Ce peu d’intérêt de Vienne pour les Pays-Bas peut s’expliquer par des considérations militaires — territoire éloigné difficile à défendre, comme l’a montré l’invasion française malgré la Barrière — mais aussi financières — importance du tribut de guerre imposé aux Pays-Bas. Pourtant, cette région dispose d’atouts certains. Au XVIe siècle, à la suite de la découverte des Amériques, le centre de gravité de l’Europe glisse de la mer Méditerranée à l’Europe de l'Ouest. Les Pays-Bas y occupent une place centrale mais à la frontière entre le monde catholique de l’Europe méditerranéenne et l’Europe protestante du Nord-Ouest.
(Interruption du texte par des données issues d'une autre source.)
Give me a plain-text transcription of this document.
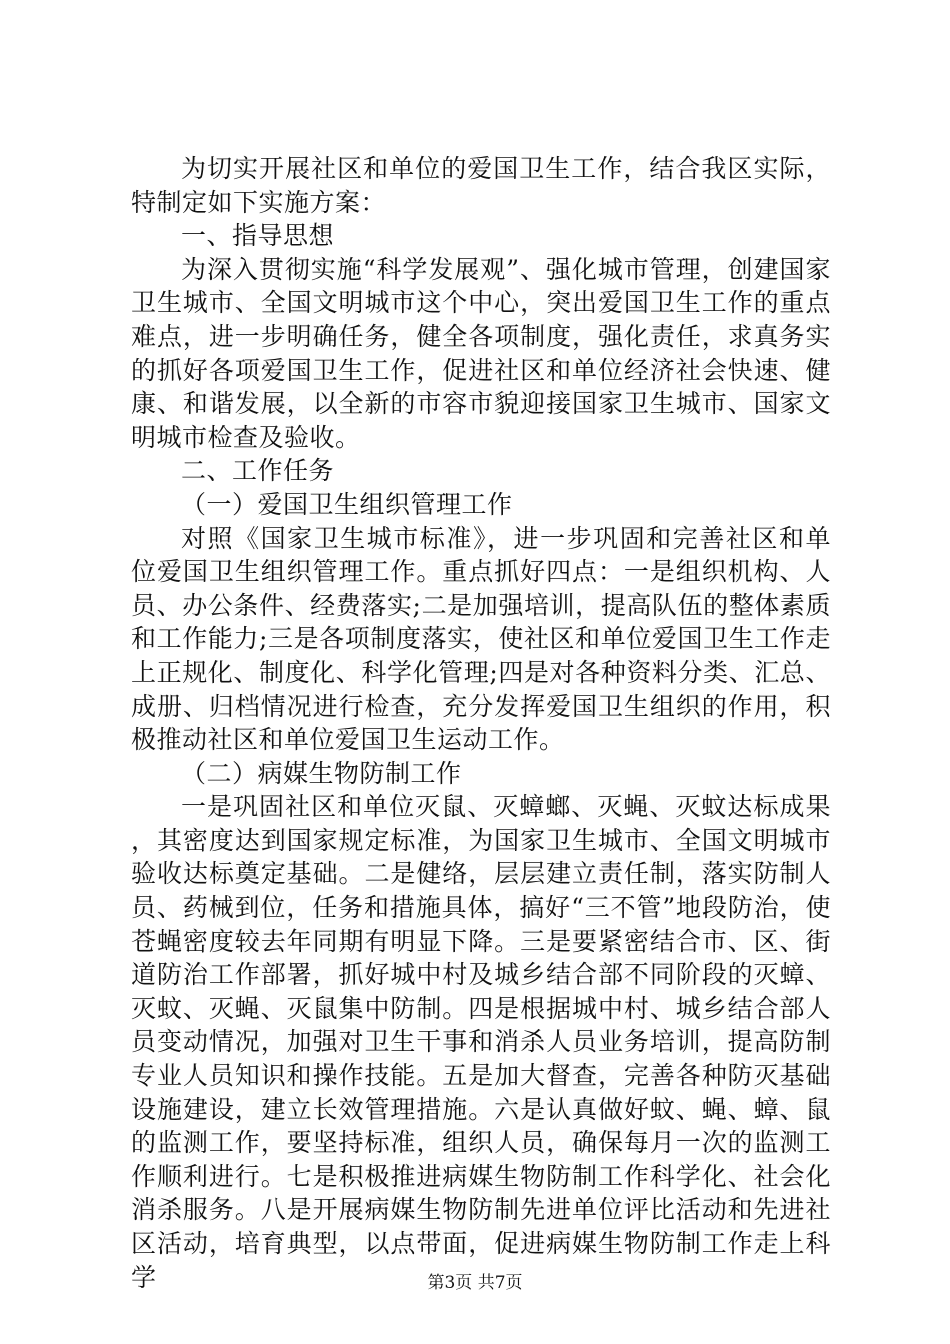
为切实开展社区和单位的爱国卫生工作，结合我区实际，特制定如下实施方案：

一、指导思想

为深入贯彻实施“科学发展观”、强化城市管理，创建国家卫生城市、全国文明城市这个中心，突出爱国卫生工作的重点难点，进一步明确任务，健全各项制度，强化责任，求真务实的抓好各项爱国卫生工作，促进社区和单位经济社会快速、健康、和谐发展，以全新的市容市貌迎接国家卫生城市、国家文明城市检查及验收。

二、工作任务

（一）爱国卫生组织管理工作

对照《国家卫生城市标准》，进一步巩固和完善社区和单位爱国卫生组织管理工作。重点抓好四点：一是组织机构、人员、办公条件、经费落实;二是加强培训，提高队伍的整体素质和工作能力;三是各项制度落实，使社区和单位爱国卫生工作走上正规化、制度化、科学化管理;四是对各种资料分类、汇总、成册、归档情况进行检查，充分发挥爱国卫生组织的作用，积极推动社区和单位爱国卫生运动工作。

（二）病媒生物防制工作

一是巩固社区和单位灭鼠、灭蟑螂、灭蝇、灭蚊达标成果，其密度达到国家规定标准，为国家卫生城市、全国文明城市验收达标奠定基础。二是健络，层层建立责任制，落实防制人员、药械到位，任务和措施具体，搞好“三不管”地段防治，使苍蝇密度较去年同期有明显下降。三是要紧密结合市、区、街道防治工作部署，抓好城中村及城乡结合部不同阶段的灭蟑、灭蚊、灭蝇、灭鼠集中防制。四是根据城中村、城乡结合部人员变动情况，加强对卫生干事和消杀人员业务培训，提高防制专业人员知识和操作技能。五是加大督查，完善各种防灭基础设施建设，建立长效管理措施。六是认真做好蚊、蝇、蟑、鼠的监测工作，要坚持标准，组织人员，确保每月一次的监测工作顺利进行。七是积极推进病媒生物防制工作科学化、社会化消杀服务。八是开展病媒生物防制先进单位评比活动和先进社区活动，培育典型，以点带面，促进病媒生物防制工作走上科学	第3页 共7页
Et même si le contraste entre le développement économique des Provinces-Unies et celui des Pays-Bas est flagrant, on ne peut l’imputer à la différence de religion, comme en témoignent les résultats obtenus par la politique économique des ministres plénipotentiaires dans la seconde moitié du XVIIIe siècle.

Contexte socio-économique modifier

Le ministre plénipotentiaire Botta-Adorno, nommé en 1749, mena (ainsi que ses successeurs Charles de Cobenzl, 1753-1770, et Georg Adam von Starhemberg, 1770-1779) une politique de redressement économique. Il obtint d’abord une révision des tarifs douaniers défavorables aux Pays-Bas, imposés par l’Angleterre et les Provinces-Unies (Traité d'Anvers dit « de la Barrière », 1715) et confirmés par le traité d'Aix-la-Chapelle (1748) à la fin de la guerre de Succession d'Autriche. Cette révision des tarifs s’inscrivait dans le cadre d’une politique favorable au commerce de transit dont le gouvernement tirait d’importantes ressources. Ensuite, il « créa des chambres de commerce dans les principales villes du pays ; il rééquipa le port d'Ostende qui avait rendu de si grands services à la Compagnie des Indes ; il améliora le canal de Bruges à Gand, creusant à travers la ville des Artevelde la fameuse coupure ; il fit tracer le canal du Rupel à Louvain ; il construisit des routes nouvelles [...]. En même temps qu'il s'occupa des voies de communication dans les Pays-Bas, le marquis Botta-Adorno favorisa l'établissement de manufactures telles que fabriques de potasse, raffineries de sucre, savonneries, verreries et manufactures de tabac ; il soutint l'industrie de la toile, ressuscita celles de la soie, de la dentelle et de la tapisserie ».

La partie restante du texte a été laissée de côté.